After the emotionally difficult incident, at first I just sat with it for a while and tried to distract myself, mostly just feeling bad. Then I decided I couldn’t take it anymore. Mostly because I couldn’t concentrate on anything I was trying to distract myself with. I decided I might as well try to actively make myself feel better. After all, I knew that if I did nothing, I definitely wouldn’t start feeling better very soon. So I opened up my text editor and I started writing.
I wrote down how I felt and what I was thinking while I was feeling bad. I wrote about the pain I was feeling. I wrote about acceptance of the things that shook my confidence. I did the scary deed and explored my inner world looking directly at the things that hurt and then describing those things in words.
Then I made myself start writing what I wanted to be thinking and feeling. I wrote about the real, good things that I omitted when I was tearing myself down. I know that not only am I'm flawed, but I accept and work on those flaws actively. When you are feeling bad about yourself, it’s easy to forget about the great, amazing things about you. I even wrote down positive affirmations, taking care to really feel what I was writing and not just think it.

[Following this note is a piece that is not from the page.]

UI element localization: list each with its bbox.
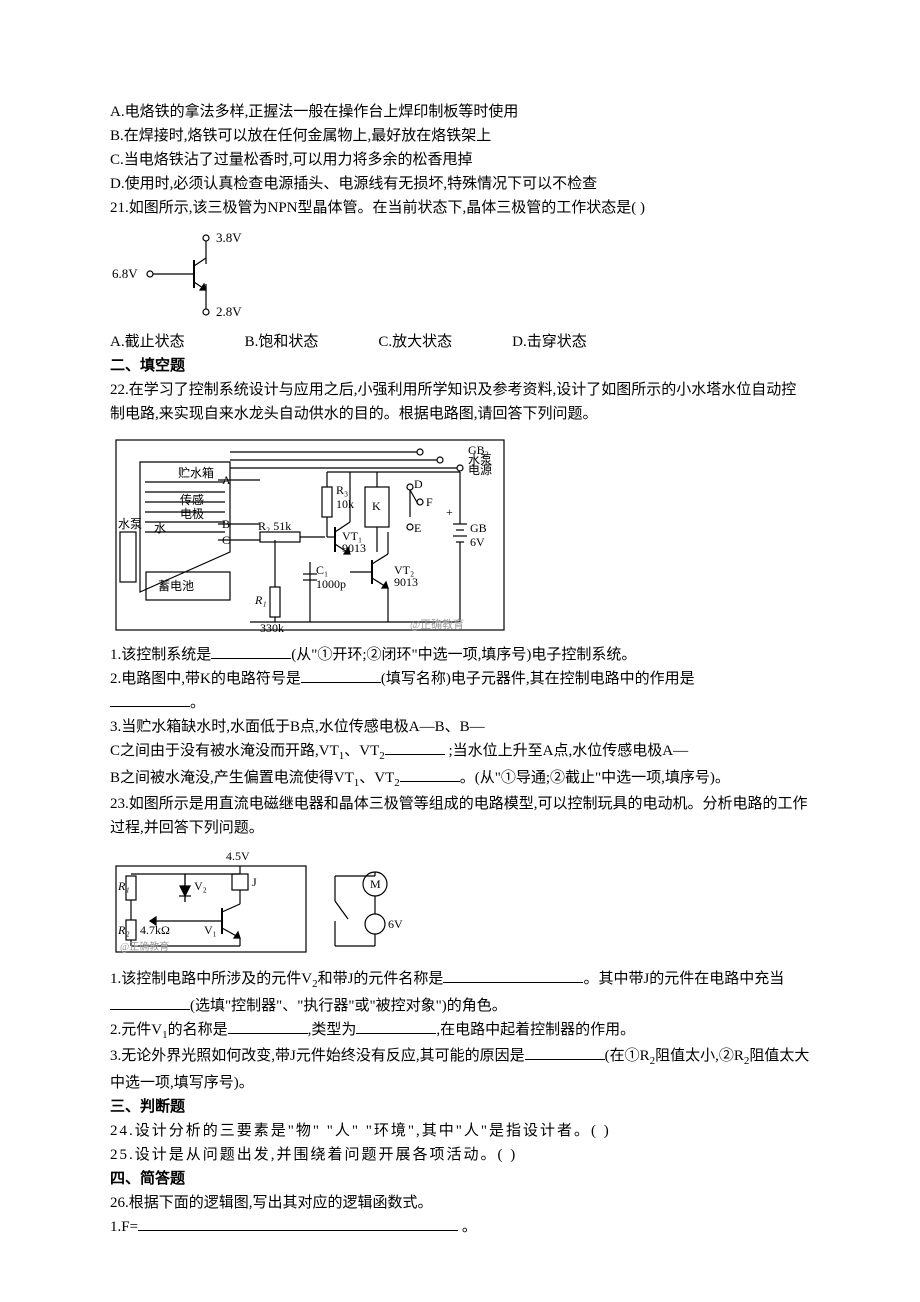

So I wrote and wrote and wrote and wrote, until I could feel that I was starting to see a bigger picture and much to my relief my confidence and desire to make music started to return. I’m still a little raw from the experience, but I’m moving forward. It’s nice to know that, though it sometimes very hard, I can take direct action to help myself move forward and feel better when I’m beaten down emotionally and feel hurt and a little lost.